Durante aquel no-tiempo, durante aquel agujero negro de la vida, durante aquel suplicio, nunca vi la luz, nunca la salida, nunca la esperanza. El final, que yo pronosticaba para mis adentros a lo largo de la siguiente primavera, se abalanzó irremediablemente sobre aquel anochecer de aquel último sábado de diciembre. Y al comenzar el nuevo día, nos encontramos papá y yo tumbados sobre aquella playa solitaria, en donde solo se veían los restos del naufragio de la noche anterior, solo se percibía el ulular del viento, solo el sonido de las olas. Tu vida, tu cuerpo había desaparecido para siempre, y tan solo nos quedaba tu recuerdo.
Fuiste, mamá, lo mejor que me pasó en la vida, y al paso que vamos, lo mejor que me haya acontecido nunca y, sin embargo, no estuve a la altura de tu amor, de tu humanidad, de tu cariño, de tu bondad. Durante setenta y nueve años demostraste que aún existe esperanza en el mundo en las buenas personas, en los seres sencillos, en la gente de verdad solidaria, en las mujeres humildes, en los hombres curiosos, en los individuos con capacidad de sorpresa, en los seres humanos que todavía agradecen a sus semejantes los pequeños favores que estos les hacen diariamente...
Y todo este elenco de virtudes antiguas y claramente en desuso hoy día, lo desarrollaste a lo largo de toda una vida plagada de desgracias sin cuento, que tuvo su corolario en la increíble historia de Mari. Y esa es quizá la parte que más me jode, la de verte sufrir soterradamente durante casi tres décadas el azote de dos enfermedades hors categorie encerradas en una criatura angelical, y que pasado aquel calvario cuasieterno, tuvieras tan poco tiempo para disfrutar de la vida.
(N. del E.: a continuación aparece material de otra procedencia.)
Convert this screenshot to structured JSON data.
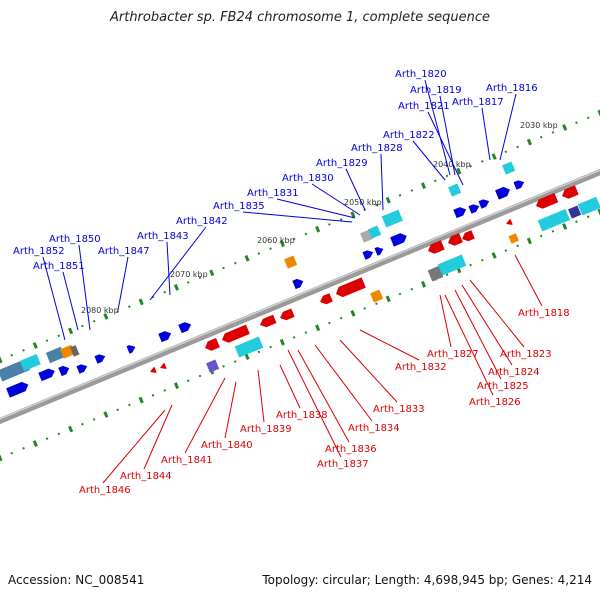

Te lo dije el pasado 26 de mayo, cuando te llevé de vuelta simbólicamente a tu pueblo eterno, pero te lo repito de nuevo hoy: en la vida, hay personas que lo pasan bien, otras que lo pasan regular y luego están los que viven toda su puñetera existencia debajo del puente, en los márgenes de la realidad cotidiana, en las vías de servicio de la vida. Tú, sin duda alguna, perteneciste a este último grupo. Y como te comenté entonces, me enorgullezco de haber tenido una madre que viviendo tanto tiempo debajo del maldito puente transpirara por todos los poros de su piel amor, cariño y bondad a raudales. Siento de verdad, mamá, no haberte correspondido lo suficiente. Ese es un dolor que llevaré impreso en mi corazón hasta el último día de mi vida.
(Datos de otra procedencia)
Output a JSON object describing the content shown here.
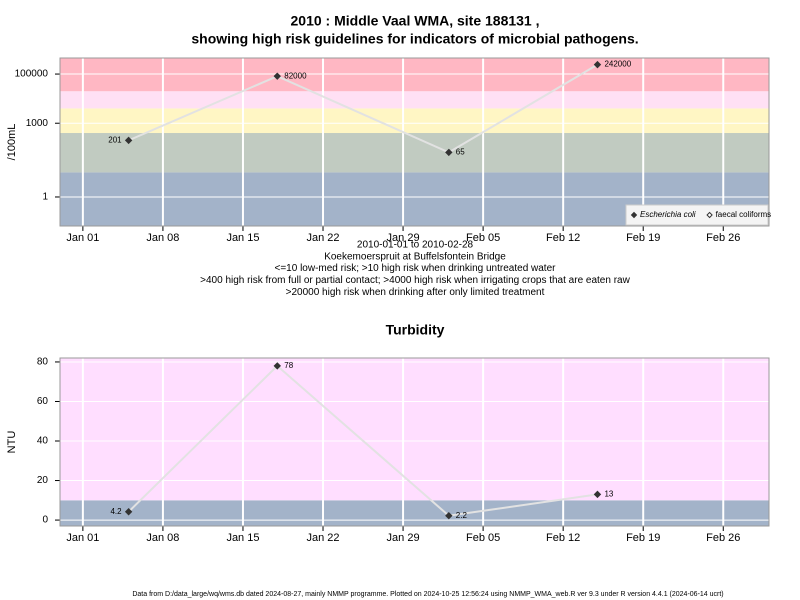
{
  "chart_data": [
    {
      "type": "line",
      "title_lines": [
        "2010 : Middle Vaal WMA, site 188131 ,",
        "showing high risk guidelines for indicators of microbial pathogens."
      ],
      "note_lines": [
        "2010-01-01 to 2010-02-28",
        "Koekemoerspruit at Buffelsfontein Bridge",
        "<=10 low-med risk; >10 high risk when drinking untreated water",
        ">400 high risk from full or partial contact; >4000 high risk when irrigating crops that are eaten raw",
        ">20000 high risk when drinking after only limited treatment"
      ],
      "y_label": "/100mL",
      "log_y": true,
      "x": [
        "Jan 05",
        "Jan 18",
        "Feb 02",
        "Feb 15"
      ],
      "series": [
        {
          "name": "Escherichia coli",
          "color": "#333333",
          "values": [
            201,
            82000,
            65,
            242000
          ]
        },
        {
          "name": "faecal coliforms",
          "color": "#333333",
          "values": [
            null,
            null,
            null,
            null
          ]
        }
      ],
      "xlim": [
        "Dec 30",
        "Mar 02"
      ],
      "xticks": [
        "Jan 01",
        "Jan 08",
        "Jan 15",
        "Jan 22",
        "Jan 29",
        "Feb 05",
        "Feb 12",
        "Feb 19",
        "Feb 26"
      ],
      "ylim": [
        0.066,
        450000
      ],
      "yticks": [
        1,
        1000,
        100000
      ],
      "bands": [
        {
          "lower": 0.066,
          "upper": 10,
          "color": "#a3b3c9"
        },
        {
          "lower": 10,
          "upper": 400,
          "color": "#c1cbc1"
        },
        {
          "lower": 400,
          "upper": 4000,
          "color": "#fff6c4"
        },
        {
          "lower": 4000,
          "upper": 20000,
          "color": "#ffe0f4"
        },
        {
          "lower": 20000,
          "upper": 450000,
          "color": "#ffb7c3"
        }
      ],
      "grid": true,
      "legend": "bottom-right"
    },
    {
      "type": "line",
      "title_lines": [
        "Turbidity"
      ],
      "y_label": "NTU",
      "log_y": false,
      "x": [
        "Jan 05",
        "Jan 18",
        "Feb 02",
        "Feb 15"
      ],
      "values": [
        4.2,
        78,
        2.2,
        13
      ],
      "color": "#333333",
      "xlim": [
        "Dec 30",
        "Mar 02"
      ],
      "xticks": [
        "Jan 01",
        "Jan 08",
        "Jan 15",
        "Jan 22",
        "Jan 29",
        "Feb 05",
        "Feb 12",
        "Feb 19",
        "Feb 26"
      ],
      "ylim": [
        -3,
        82
      ],
      "yticks": [
        0,
        20,
        40,
        60,
        80
      ],
      "bands": [
        {
          "lower": -3,
          "upper": 10,
          "color": "#a3b3c9"
        },
        {
          "lower": 10,
          "upper": 82,
          "color": "#ffdeff"
        }
      ],
      "grid": true
    }
  ],
  "footer": "Data from D:/data_large/wq/wms.db dated 2024-08-27, mainly NMMP programme. Plotted on 2024-10-25 12:56:24 using NMMP_WMA_web.R ver 9.3 under R version 4.4.1 (2024-06-14 ucrt)"
}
Tres tsunamis, tres terremotos, tres desastres acaecieron un 26 de diciembre. Cada uno de ellos supuso una pérdida, un desgarro, un hundimiento en quienes lo padecieron, pero también un cambio profundo, una metanoia, una catarsis en muchos de los que sobrevivieron a los acontecimientos. Esa es una de la grandes paradojas de la vida. En mi caso particular, después de cuatro años de aquel samedi noire, creo honestamente, mamá, que tu descenso hacia la oscuridad provocó mi ascenso hacia la luz. Fue, sin duda, tu último acto de amor.